Beggars can’t be choosers, he thought, but to go and choose a beggar?
He had no choice: time was running out, and fast. He was hurriedly scanning the stall in front of Bellstar Junction for a helper, a sidekick, and then this ou appeared beside him, as abrupt and unexpected and embarrassingly silent as a wet dream. Filthy, and with many hard years on the clock. But under the brown layers of sunburn and lack of personal hygiene, he saw to his surprise that the guy was a whitey. In a faded blue overall jacket, ragged orange jersey underneath, eyes bright blue in a red-brown face, he said, ‘Brother, I haven’t eaten today.’
At first Tyrone wanted to say, ‘Brother? Watse brother, nowadays you’re a brother of everyone that lives and breathes, what’s up with that?’ But he thought better of it and looked more closely at him. This ou would pass for a coloured.
He’d never thought to ask a whitey. Because the ones you could trust wouldn’t help with a coloured man’s troubles. And the rest . . .
‘Show me your hands . . .’
‘Excuse me?’ said the man.
‘Show me your hands.’
The man slowly lifted his hands, palms up. Tyrone looked. He saw no tremor.
‘You’re not on tik ?’ Tyrone asked.
‘That’s not my drug.’
‘What is your drug?’
‘ Boom ,’ he said with a measure of pride.

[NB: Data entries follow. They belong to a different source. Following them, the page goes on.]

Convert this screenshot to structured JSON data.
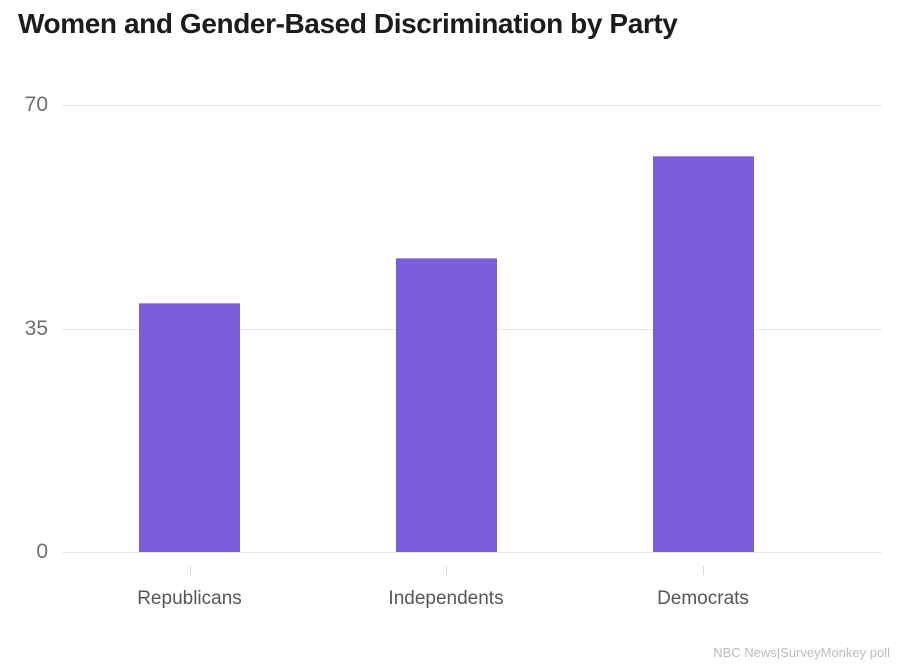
{
  "chart_data": {
    "type": "bar",
    "title": "Women and Gender-Based Discrimination by Party",
    "categories": [
      "Republicans",
      "Independents",
      "Democrats"
    ],
    "values": [
      39,
      46,
      62
    ],
    "xlabel": "",
    "ylabel": "",
    "yticks": [
      70,
      35,
      0
    ],
    "ylim": [
      0,
      70
    ],
    "grid": "horizontal-gridlines-on",
    "legend": "none",
    "bar_color": "#7a5dd8",
    "source": "NBC News|SurveyMonkey poll"
  },
  "colors": {
    "accent_bar": "#7a5dd8",
    "title_text": "#1c1c1c",
    "axis_tick_text": "#6f6f6f",
    "category_text": "#565656",
    "gridline": "#e7e7e7",
    "tick_mark": "#d9d9d9",
    "source_text": "#bdbdbd",
    "background": "#ffffff"
  }
}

‘When last did you smoke weed?’
‘Day before yesterday. But I’m hungry now, brother.’
‘What’s your name?’
‘Bobby.’
‘Bobby who?’
‘Bobby van der Walt.’
It was such an unlikely name for a bum that he felt like laughing. ‘OK, Bobby, so you’re looking for a bit of money?’
‘Please.’
‘You can earn it, Bobby.’
He could see the man lose interest instantly. ‘Just a small, easy job,’ said Tyrone quickly.

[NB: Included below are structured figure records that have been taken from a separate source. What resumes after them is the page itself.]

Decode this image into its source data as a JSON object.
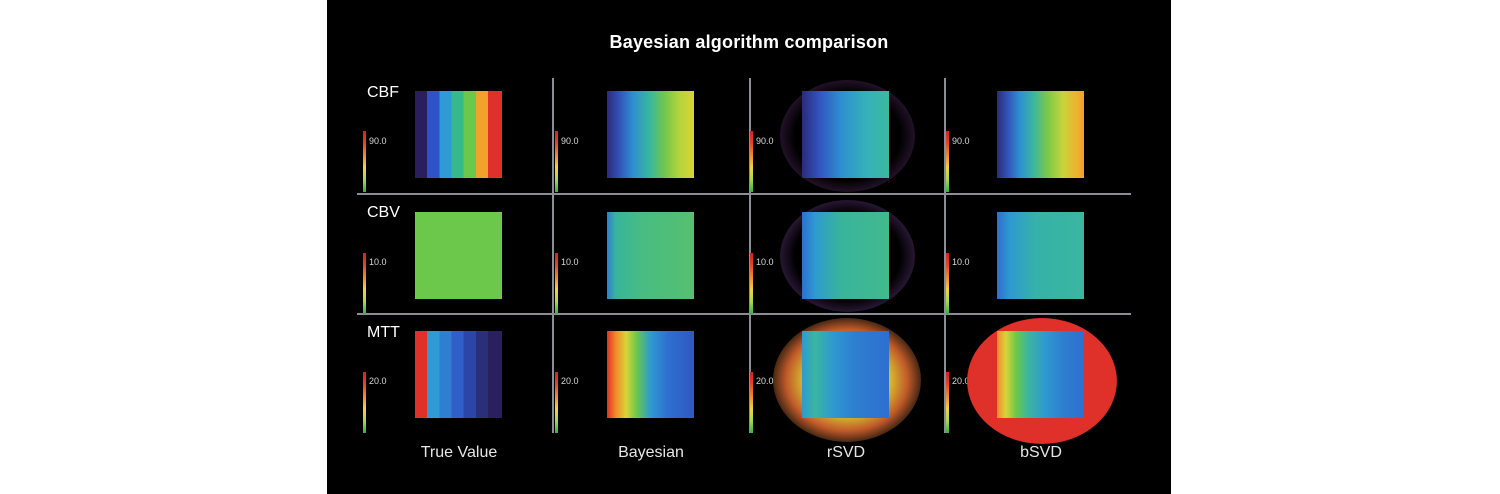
{
  "title": "Bayesian algorithm comparison",
  "rows": [
    {
      "label": "CBF",
      "scale": "90.0"
    },
    {
      "label": "CBV",
      "scale": "10.0"
    },
    {
      "label": "MTT",
      "scale": "20.0"
    }
  ],
  "columns": [
    "True Value",
    "Bayesian",
    "rSVD",
    "bSVD"
  ],
  "colormap": [
    "#1f2a6b",
    "#2e56c8",
    "#2ea0d0",
    "#3bbf8c",
    "#6cc94a",
    "#c8d83a",
    "#f2a22c",
    "#e0302a"
  ]
}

The blue eyes were suspicious. ‘What kind of job?’
‘A legal job. Easy money. A hundred bucks for ten minute’s work.’
‘What must I do?’
‘Do you see that fl yover?’ Tyrone pointed at the M11 fl yover that ran past the station building on concrete pillars, high in the air.
‘I’m a smoker, but I’m not stupid,’ said Bobby van der Walt. ‘I see it. It’s the Tienie Meyer Bypass.’
‘Fair enough, brother,’ said Tyrone. ‘Now let me tell you what you must do.’
When Benny Griessel drove into Stellenbosch, and his eyes began searching Bird Street for an off-licence, he thought: four hundred and twenty-three days clean. Four hundred and twenty-three long difficult days. He didn’t have a political struggle, he had a drink struggle, a life struggle. His whole being said, Fuck it all, but somewhere in his head there was an objection:You will have to tell Doc why you threw away four hundred and twenty-three days. You will have to tell Alexa as well.